On October 22, 1844, thousands of men, women and children, dressed in Ascension Robes, gather on a desolate, freezing hillside outside Boston to greet the end of the world. Among the crowd is terrified five-year-old, Sarah Pardee, for whom this is the beginning journey to extraordinary fame and notoriety.
That night, Sarah is rescued by the cult’s founder, William Miller, and by Caty and Maggie Fox, who become her friends as they travel their own path to become America’s most distinguished “spirit rappers” interpreting rapping sounds in haunted houses. As for Sarah, she will go on to become Mrs. William Wirt Winchester, of Winchester rifle fame, one of the richest women in America. She will lose a daughter after only 42 days of life, an event that blights all her remaining days. Guided by an obsession with the spirit world, she will move to the San Jose, California and build one of America’s strangest and most famous structures.

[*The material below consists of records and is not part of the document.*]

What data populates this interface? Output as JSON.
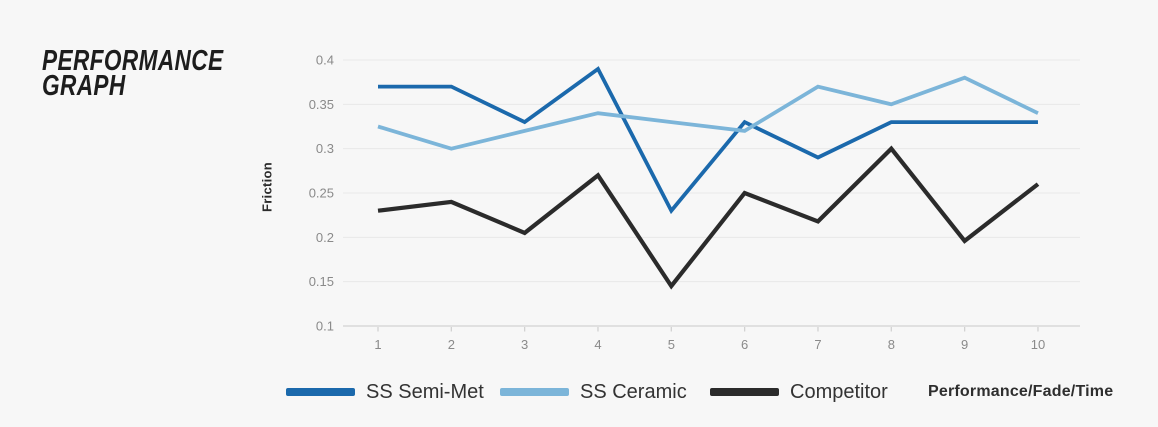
{
  "title": {
    "line1": "PERFORMANCE",
    "line2": "GRAPH"
  },
  "chart_data": {
    "type": "line",
    "title": "PERFORMANCE GRAPH",
    "xlabel": "",
    "ylabel": "Friction",
    "footer_label": "Performance/Fade/Time",
    "x": [
      1,
      2,
      3,
      4,
      5,
      6,
      7,
      8,
      9,
      10
    ],
    "x_tick_labels": [
      "1",
      "2",
      "3",
      "4",
      "5",
      "6",
      "7",
      "8",
      "9",
      "10"
    ],
    "y_tick_labels": [
      "0.4",
      "0.35",
      "0.3",
      "0.25",
      "0.2",
      "0.15",
      "0.1"
    ],
    "y_tick_values": [
      0.4,
      0.35,
      0.3,
      0.25,
      0.2,
      0.15,
      0.1
    ],
    "ylim": [
      0.1,
      0.4
    ],
    "grid": "horizontal",
    "legend_position": "bottom",
    "series": [
      {
        "name": "SS Semi-Met",
        "color": "#1b69ac",
        "values": [
          0.37,
          0.37,
          0.33,
          0.39,
          0.23,
          0.33,
          0.29,
          0.33,
          0.33,
          0.33
        ]
      },
      {
        "name": "SS Ceramic",
        "color": "#7cb5d9",
        "values": [
          0.325,
          0.3,
          0.32,
          0.34,
          0.33,
          0.32,
          0.37,
          0.35,
          0.38,
          0.34
        ]
      },
      {
        "name": "Competitor",
        "color": "#2b2b2b",
        "values": [
          0.23,
          0.24,
          0.205,
          0.27,
          0.145,
          0.25,
          0.218,
          0.3,
          0.196,
          0.26
        ]
      }
    ]
  },
  "colors": {
    "background": "#f7f7f7",
    "gridline": "#e8e8e8",
    "axis": "#d2d2d2",
    "tick_label": "#8a8a8a",
    "title_text": "#1d1d1d",
    "legend_text": "#333333"
  }
}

But first she will attend—and completely disrupt—the Charles Street School and then Mary Lyon’s Mount Holyoke Female Seminary (later Mount Holyoke College), she will meet Edwin Booth, America’s most famous Shakespearean actor, brother to John Wilkes Booth, who presides over a spiritualist meeting where Sarah first communicates with her deceased daughter. Thereafter she will be visited by a spirit guide who directs her building of the massive, controversial monument on the west coast.
The Possession of Sarah Winchester tells this compelling story in her own words, revealing child/woman caught in the web of the rise of spiritualism in nineteenth century America. It portrays a brilliant woman’s mind inundated by repression, grief, and guilt over her family’s creation of a weapon that destroyed Native American lives and culture.